Please keep this repo confidential before the release of ControlNet 1.1!
AnnotatorV3 is a project conducted by ControlNet team to find out SOTA methods to interpret images.
All codes are production-ready: The installation is super easy and all codes are implemented with pure python and pure PyTorch and those "easy-to-install" packages.
The performance, quality, and inference "correctness" of all models are carefully reviewed by the ControlNet team to ensure that they are basically the correct implementation of SOTA models.
No MMCV. No Detectron2. NO MSDeformAttn. No NATTEN. We say NO to any C-based or CUDA-based operations that need users to compile and cause lots of troubles.
Also, no online TorchHub.
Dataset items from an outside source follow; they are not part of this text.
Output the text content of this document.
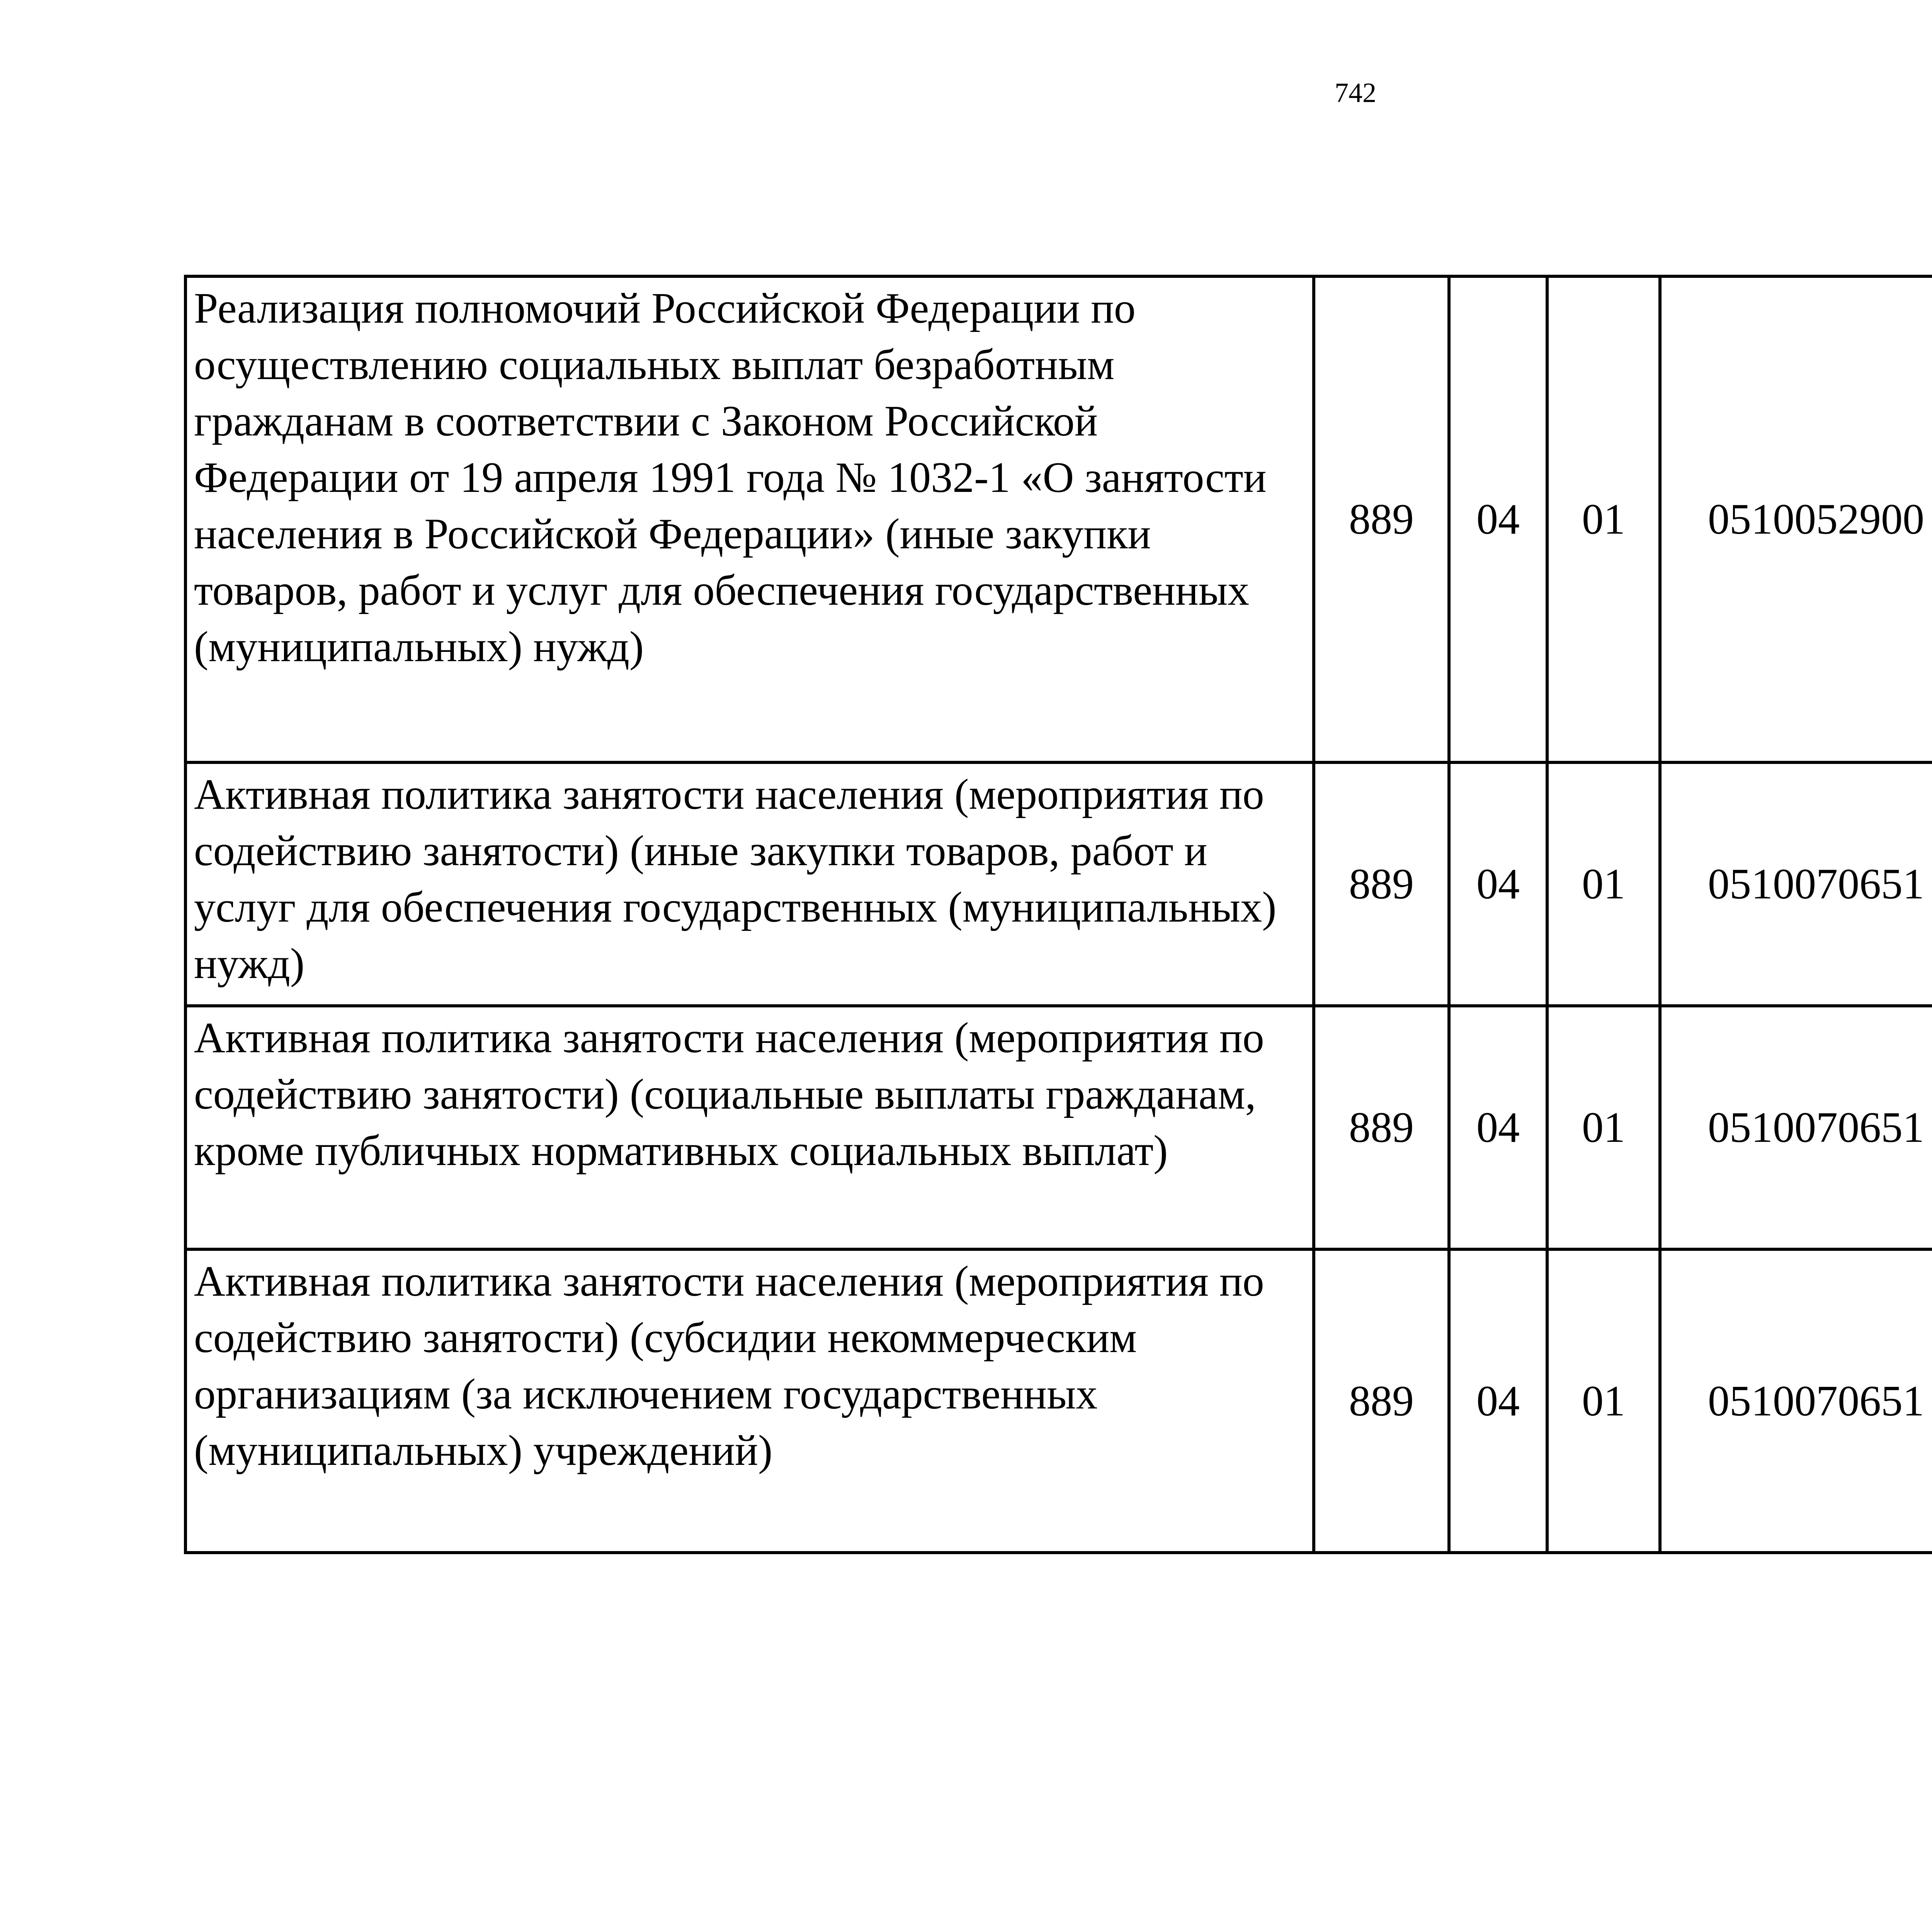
742
Реализация полномочий Российской Федерации по осуществлению социальных выплат безработным гражданам в соответствии с Законом Российской Федерации от 19 апреля 1991 года № 1032-1 «О занятости населения в Российской Федерации» (иные закупки товаров, работ и услуг для обеспечения государственных (муниципальных) нужд)	889	04	01	0510052900		
Активная политика занятости населения (мероприятия по содействию занятости) (иные закупки товаров, работ и услуг для обеспечения государственных (муниципальных) нужд)	889	04	01	0510070651		
Активная политика занятости населения (мероприятия по содействию занятости) (социальные выплаты гражданам, кроме публичных нормативных социальных выплат)	889	04	01	0510070651		
Активная политика занятости населения (мероприятия по содействию занятости) (субсидии некоммерческим организациям (за исключением государственных (муниципальных) учреждений)	889	04	01	0510070651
Everything is offline.
Just create a new conda environment and play with the demo
git clone https://github.com/lllyasviel/AnnotatorV3.git
cd AnnotatorV3
conda env create -f environment.yaml
conda activate annotator-v3
python gradio_annotator.py
The code will automatically download models. But if you want to download models manually, you can download all models here, and put them in "AnnotatorV3\annotator\ckpts".
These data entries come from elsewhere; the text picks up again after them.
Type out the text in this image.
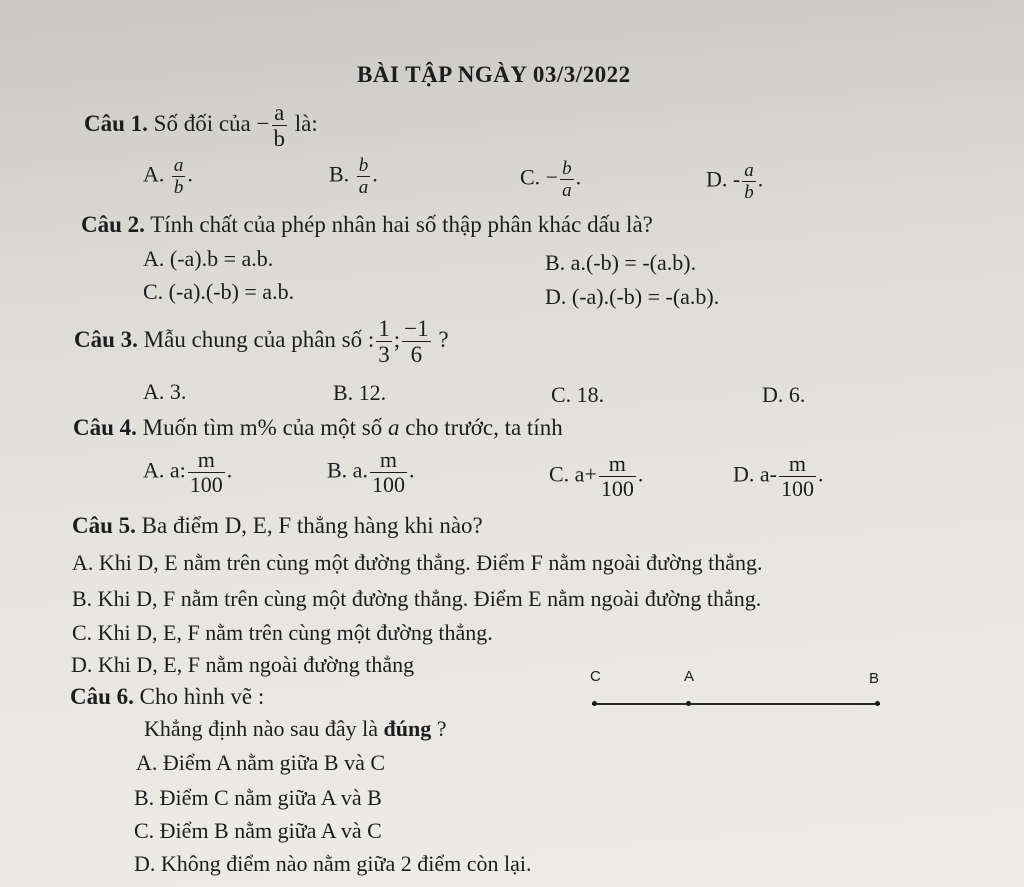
BÀI TẬP NGÀY 03/3/2022
Câu 1. Số đối của − $\frac{a}{b}$ là:
A. $\frac{a}{b}$ .	B. $\frac{b}{a}$ .	C. − $\frac{b}{a}$ .	D. - $\frac{a}{b}$ .
Câu 2. Tính chất của phép nhân hai số thập phân khác dấu là?
A. (-a).b = a.b.	B. a.(-b) = -(a.b).
C. (-a).(-b) = a.b.	D. (-a).(-b) = -(a.b).
Câu 3. Mẫu chung của phân số : $\frac{1}{3}$ ; $\frac{-1}{6}$ ?
A. 3.	B. 12.	C. 18.	D. 6.
Câu 4. Muốn tìm m% của một số a cho trước, ta tính
A. a: $\frac{m}{100}$ .	B. a. $\frac{m}{100}$ .	C. $a+ \frac{m}{100}$ .	D. $a- \frac{m}{100}$ .
Câu 5. Ba điểm D, E, F thẳng hàng khi nào?
A. Khi D, E nằm trên cùng một đường thẳng. Điểm F nằm ngoài đường thẳng.
B. Khi D, F nằm trên cùng một đường thẳng. Điểm E nằm ngoài đường thẳng.
C. Khi D, E, F nằm trên cùng một đường thẳng.
D. Khi D, E, F nằm ngoài đường thẳng
Câu 6. Cho hình vẽ :
C	A	B
Khẳng định nào sau đây là đúng ?
A. Điểm A nằm giữa B và C
B. Điểm C nằm giữa A và B
C. Điểm B nằm giữa A và C
D. Không điểm nào nằm giữa 2 điểm còn lại.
The canny edge detection - nothing special but very frequently used.
The soft edge of HED and PIDI. It seems that PIPI is more abstracted.
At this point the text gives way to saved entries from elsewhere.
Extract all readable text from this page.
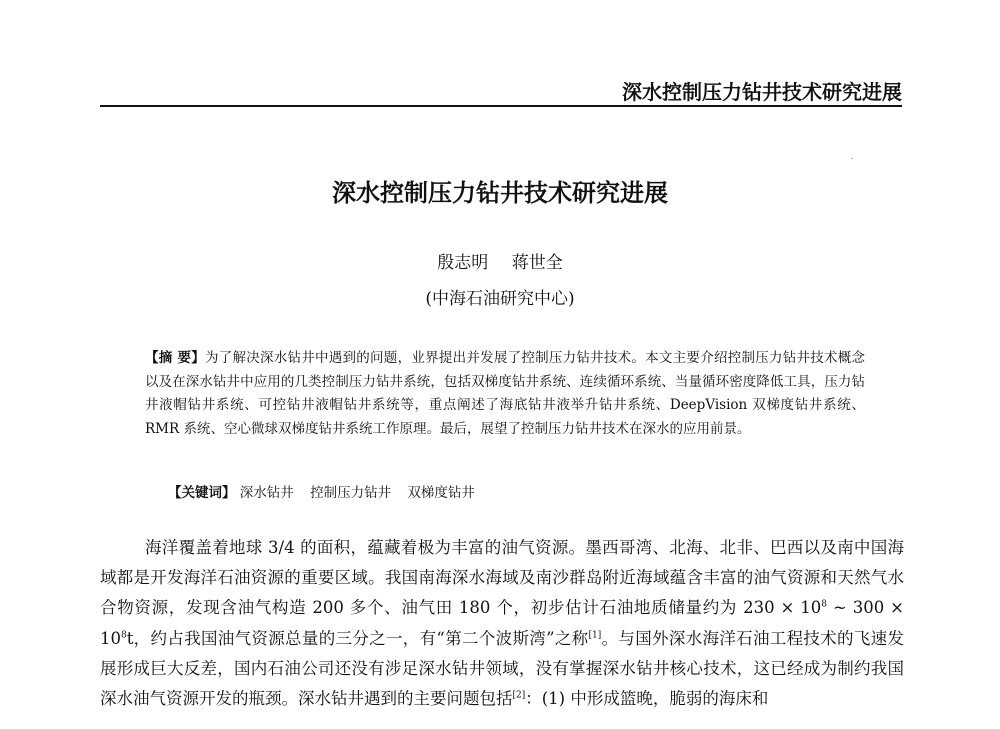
深水控制压力钻井技术研究进展
深水控制压力钻井技术研究进展
殷志明 蒋世全
(中海石油研究中心)
【摘 要】为了解决深水钻井中遇到的问题，业界提出并发展了控制压力钻井技术。本文主要介绍控制压力钻井技术概念以及在深水钻井中应用的几类控制压力钻井系统，包括双梯度钻井系统、连续循环系统、当量循环密度降低工具，压力钻井液帽钻井系统、可控钻井液帽钻井系统等，重点阐述了海底钻井液举升钻井系统、DeepVision 双梯度钻井系统、RMR 系统、空心微球双梯度钻井系统工作原理。最后，展望了控制压力钻井技术在深水的应用前景。
【关键词】 深水钻井 控制压力钻井 双梯度钻井

海洋覆盖着地球 3/4 的面积，蕴藏着极为丰富的油气资源。墨西哥湾、北海、北非、巴西以及南中国海域都是开发海洋石油资源的重要区域。我国南海深水海域及南沙群岛附近海域蕴含丰富的油气资源和天然气水合物资源，发现含油气构造 200 多个、油气田 180 个，初步估计石油地质储量约为 $230 \times 10^8$ ~ $300 \times 10^8t$，约占我国油气资源总量的三分之一，有“第二个波斯湾”之称[1]。与国外深水海洋石油工程技术的飞速发展形成巨大反差，国内石油公司还没有涉足深水钻井领域，没有掌握深水钻井核心技术，这已经成为制约我国深水油气资源开发的瓶颈。深水钻井遇到的主要问题包括[2]：(1) 中形成篮晚，脆弱的海床和
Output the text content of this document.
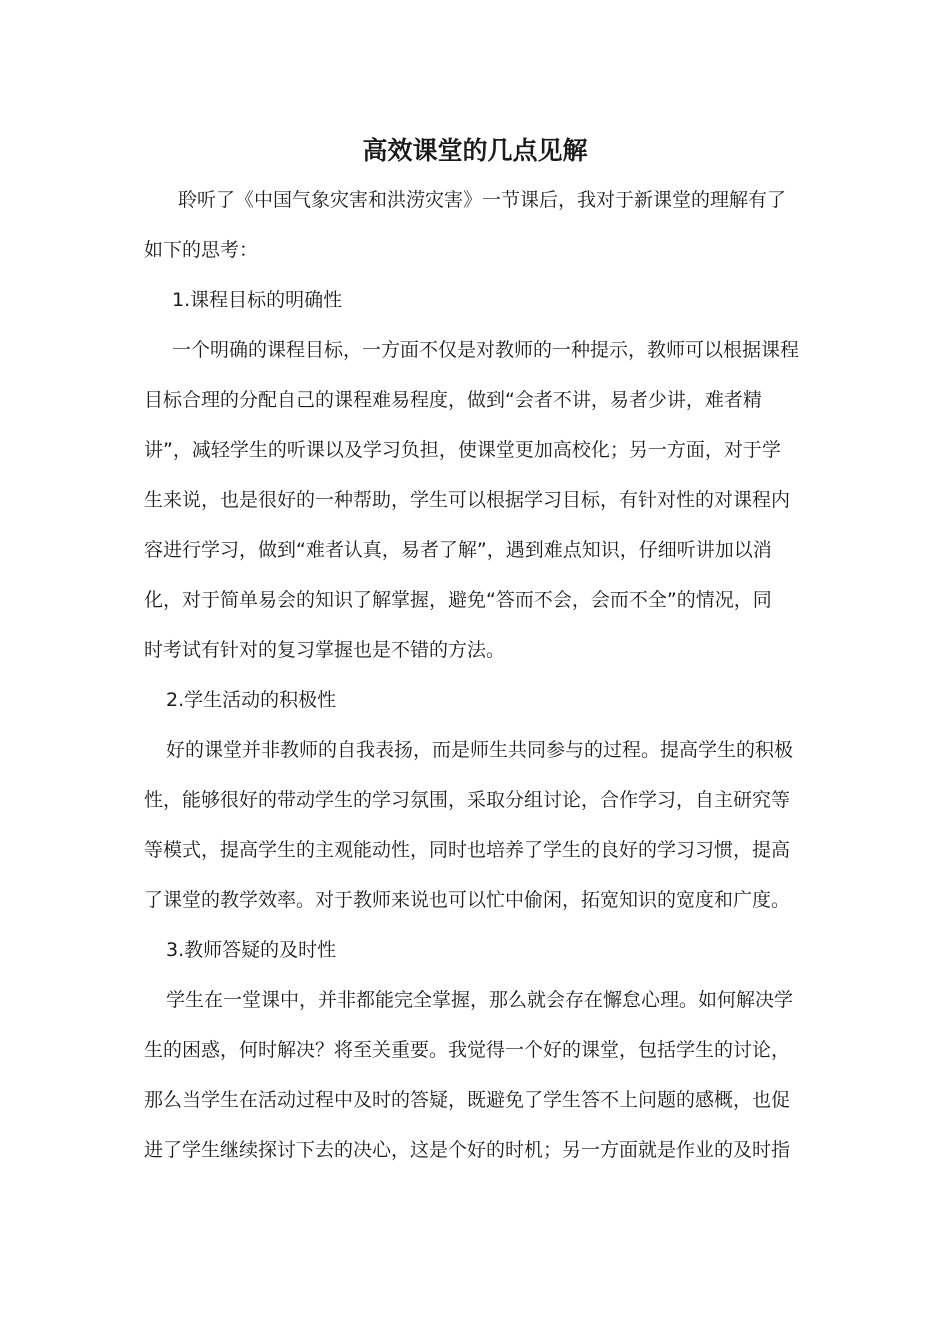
高效课堂的几点见解

聆听了《中国气象灾害和洪涝灾害》一节课后，我对于新课堂的理解有了

如下的思考：

1.课程目标的明确性

一个明确的课程目标，一方面不仅是对教师的一种提示，教师可以根据课程

目标合理的分配自己的课程难易程度，做到“会者不讲，易者少讲，难者精

讲”，减轻学生的听课以及学习负担，使课堂更加高校化；另一方面，对于学

生来说，也是很好的一种帮助，学生可以根据学习目标，有针对性的对课程内

容进行学习，做到“难者认真，易者了解”，遇到难点知识，仔细听讲加以消

化，对于简单易会的知识了解掌握，避免“答而不会，会而不全”的情况，同

时考试有针对的复习掌握也是不错的方法。

2.学生活动的积极性

好的课堂并非教师的自我表扬，而是师生共同参与的过程。提高学生的积极

性，能够很好的带动学生的学习氛围，采取分组讨论，合作学习，自主研究等

等模式，提高学生的主观能动性，同时也培养了学生的良好的学习习惯，提高

了课堂的教学效率。对于教师来说也可以忙中偷闲，拓宽知识的宽度和广度。

3.教师答疑的及时性

学生在一堂课中，并非都能完全掌握，那么就会存在懈怠心理。如何解决学

生的困惑，何时解决？将至关重要。我觉得一个好的课堂，包括学生的讨论，

那么当学生在活动过程中及时的答疑，既避免了学生答不上问题的感概，也促

进了学生继续探讨下去的决心，这是个好的时机；另一方面就是作业的及时指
Perhaps we can use both in training as a data augmentation.
The straight line detection.
The quality of Midas is not as good as Zoe. Midas is faster and less "tricky" - Zoe uses some post-processing.
Bae's method to detect normal maps.
This method is significantly better than ControlNet 1.0's Normal-from-Midas.
Note that ControlNet 1.0's Normal-from-Midas will be abandoned, and we will move on to this annotator, and will not maintain the previous Normal-from-Midas anymore.
The ControlNet team made significant efforts to improve this. The differences are
(1) we fixed many bugs in previous implementation - and this implementation uses "correct" sampling methods and has better accuracy, especially for hands.
(2) Face landmarks are added.
Multiple people in the wild:
This is Mukosame/Anime2Sketch.
This is awacke1/Image-to-Line-Drawings.
It turns real photo to linearts. It has two mode: the detailed mode and coarse mode.
Detailed mode:
Coarse mode:
Below is our previous Uniformer. This model is out-of-date and will be replaced by OneFormer. Nevertheless, uniformer is still a very valid model and can be used in training as data augmentations - perhaps.
This is OneFormer. This method is SOTA. The ControlNet team made significant efforts to remove unnecessary dependencies so that anyone can use this model in nearly any environment without worrying about many difficult dependencies.
Use a simple random flow to reshuffle the content of an image. This can be used to train style-based ControlNets without being limited to the model scope of Clip-Vision tokenizer.
We already see many clip-based token-based methods and none of them can very accurately reproduce the style of input images. Let us see will this method be much better.
This method should work because ControlNet Encoder has many self-attentions and cross-attentions.
This may also result in several interesting applications.
Removing the luminance in images. Will result in a useful ControlNet for relighting.